Overcoming “colic” our success story


I have been hesitant to post this because it almost seems too good to be true. Ridlee is 7 weeks old and since 2 weeks she has definitely met the requirements for “colic”. She is our 5th child, but the first with colic. Every night starting around 6:30 her witching hour would begin, sometimes lasting until 1:30 but not earlier than 11:30. Each night I tried everything to comfort her. She refused to nurse unless absolutely starving, refused to take paci, hated to be rocked, hated her swing, hated the car seat, wormed her way out of my ring sling screaming, and cried almost non-stop.  The only thing that seemed to work was me bouncing on the yoga ball with her for hours. If I stopped for a second she would scream. My back was killing me by the end of each night. When she finally went out for the night, she slept great. I cosleep and she lay right next to me only waking maybe two times to nurse. During the day, she was a normal baby. She was happy, smiling, cooing, nursing on demand, only crying for normal issues and not for long at all. Each night by the end I felt like a failure. I would ask Steven for help and let him take her for 10 minutes only before feeling so guilty that I had to take over. I felt it was my duty to comfort her.
This past week I went into research mode to figure this thing out, at least for her. I am a fixer by nature. Being a therapist only makes it worse. I know each baby is different. But I was going to figure hers out. With the help of my midwife I came up with a game plan and literally within 24 hours of putting it into action I had a new baby, or my happy baby anyways.
Here is what worked for us:
1.       Got rid of everything cow’s milk. While I have tried this here and there, I admit I struggled with accepting it to blame because, well this being my 5th child, I never had issues with my diet affecting them before.  This meant also giving up my daily coffee, being I only drink lattes. This has by far been the hardest part.
2.       I replaced my good ol’ trusty ring sling with a Moby wrap. She literally fought so hard when crying she would start coming out the bottom of my sling. From the moment I put her in the Moby it’s been heaven. I admit I wear it most of the day. I am short so the length of the fabric can be tedious to undo and do over and over again. But worth it. She might whine a bit at first but soon cozies up and is fine.
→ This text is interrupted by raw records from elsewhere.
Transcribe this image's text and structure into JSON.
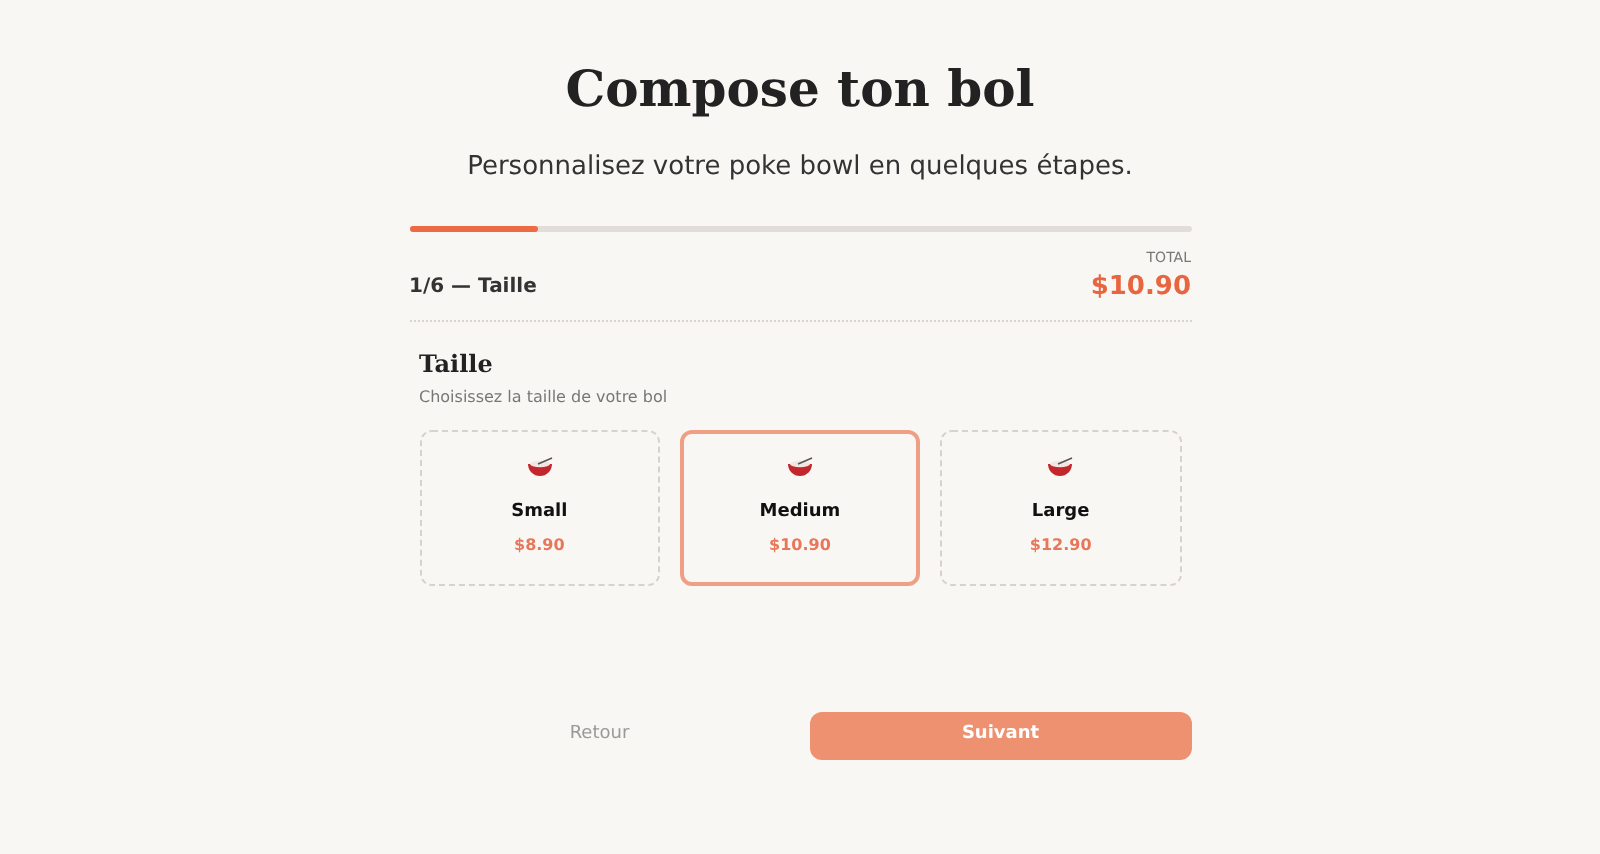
{
  "title": "Compose ton bol",
  "subtitle": "Personnalisez votre poke bowl en quelques étapes.",
  "progress": {
    "level": 0.166
  },
  "step": "1/6 — Taille",
  "total": {
    "label": "TOTAL",
    "value": "$10.90"
  },
  "section": {
    "title": "Taille",
    "hint": "Choisissez la taille de votre bol"
  },
  "options": [
    {
      "name": "Small",
      "price": "$8.90",
      "selected": false
    },
    {
      "name": "Medium",
      "price": "$10.90",
      "selected": true
    },
    {
      "name": "Large",
      "price": "$12.90",
      "selected": false
    }
  ],
  "back": {
    "label": "Retour",
    "disabled": true
  },
  "next": {
    "label": "Suivant"
  }
}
3.       My midwife owns a natural shop that has an apothecary (also got the Moby there too).  She sells tinctures of all kinds made by another local herbalist/midwife. She recommended this one tincture called Children’s Tranquility. The main ingredients being catnip and chamomile. Both of which, after researching, are found to help ease colic. Many sites even explain how to make catnip tea for babies. The tincture literally is one tiny drop per 5 pounds. Being she is only 8.5 pounds I only gave her one drop when she starts crying at 6:30. And that’s it. No more any other time.
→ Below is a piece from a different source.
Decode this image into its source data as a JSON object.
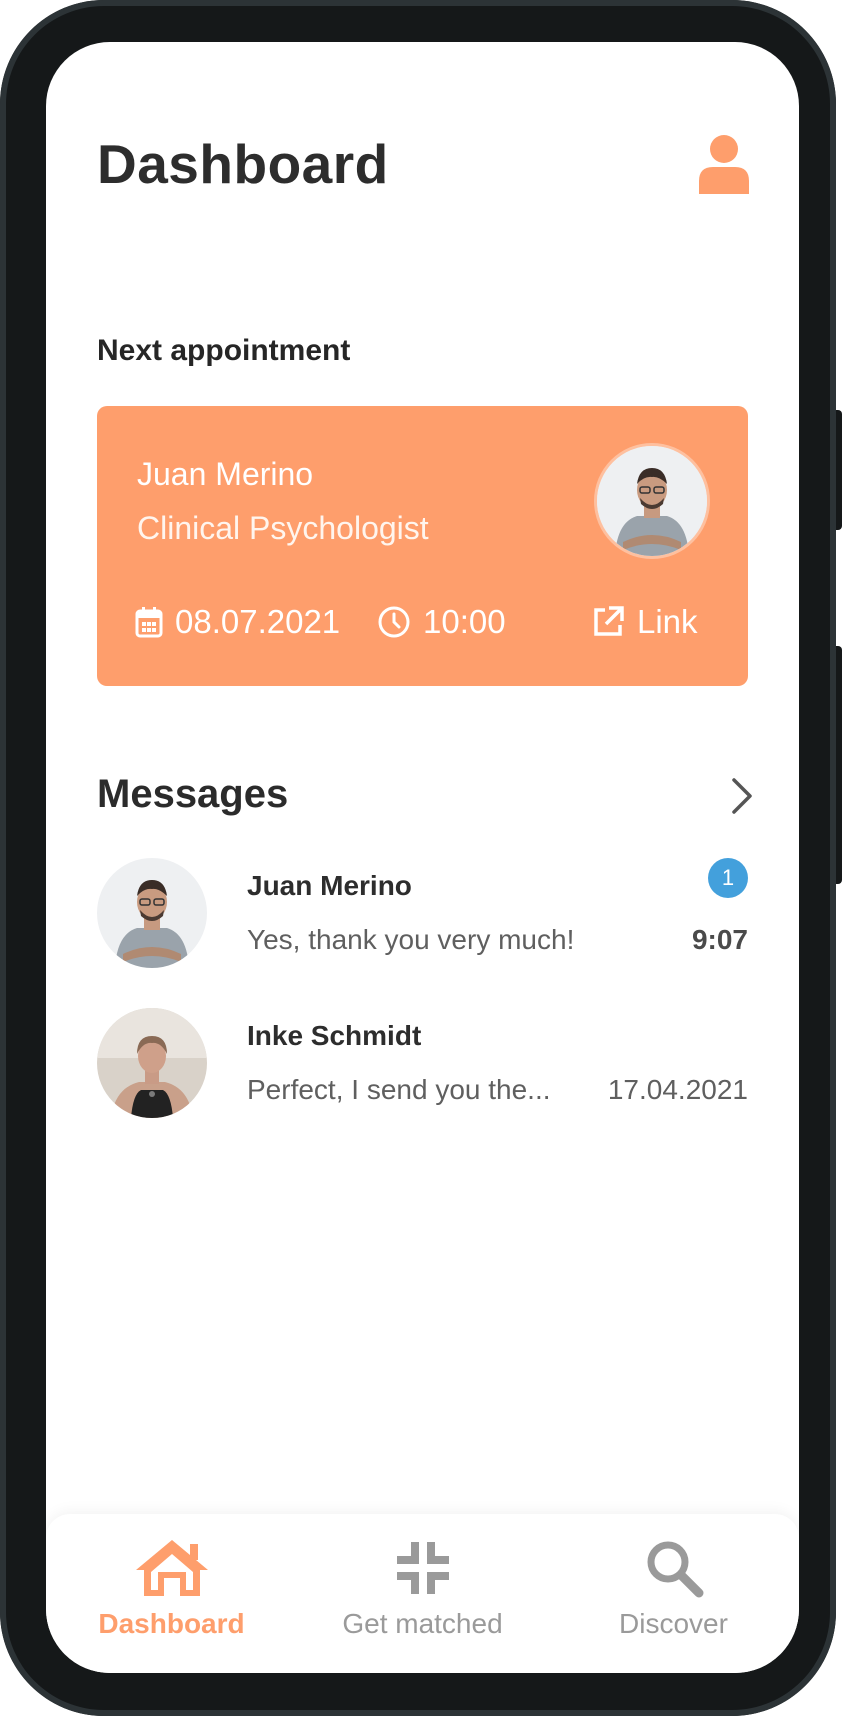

And that’s it! It’s been 4 days and no issues since starting this. I can’t say if it’s one specific thing or a combo of all three. But I am not going back on one to see. Tonight was the ultimate test, because it is the night I work the latest seeing clients. Steven wore Ridlee in the Moby and she did cry a little more than she does with me, but still not her colic cry. And when I got home, she quickly calmed and went to sleep nursing, instead of fighting me, which she has done in the past. She is even sitting quietly on me as I type this, awake and just looking around. Again I know all babies are different, but I wanted to share my experience that some cases can have happy endings.  Just don’t give up trying.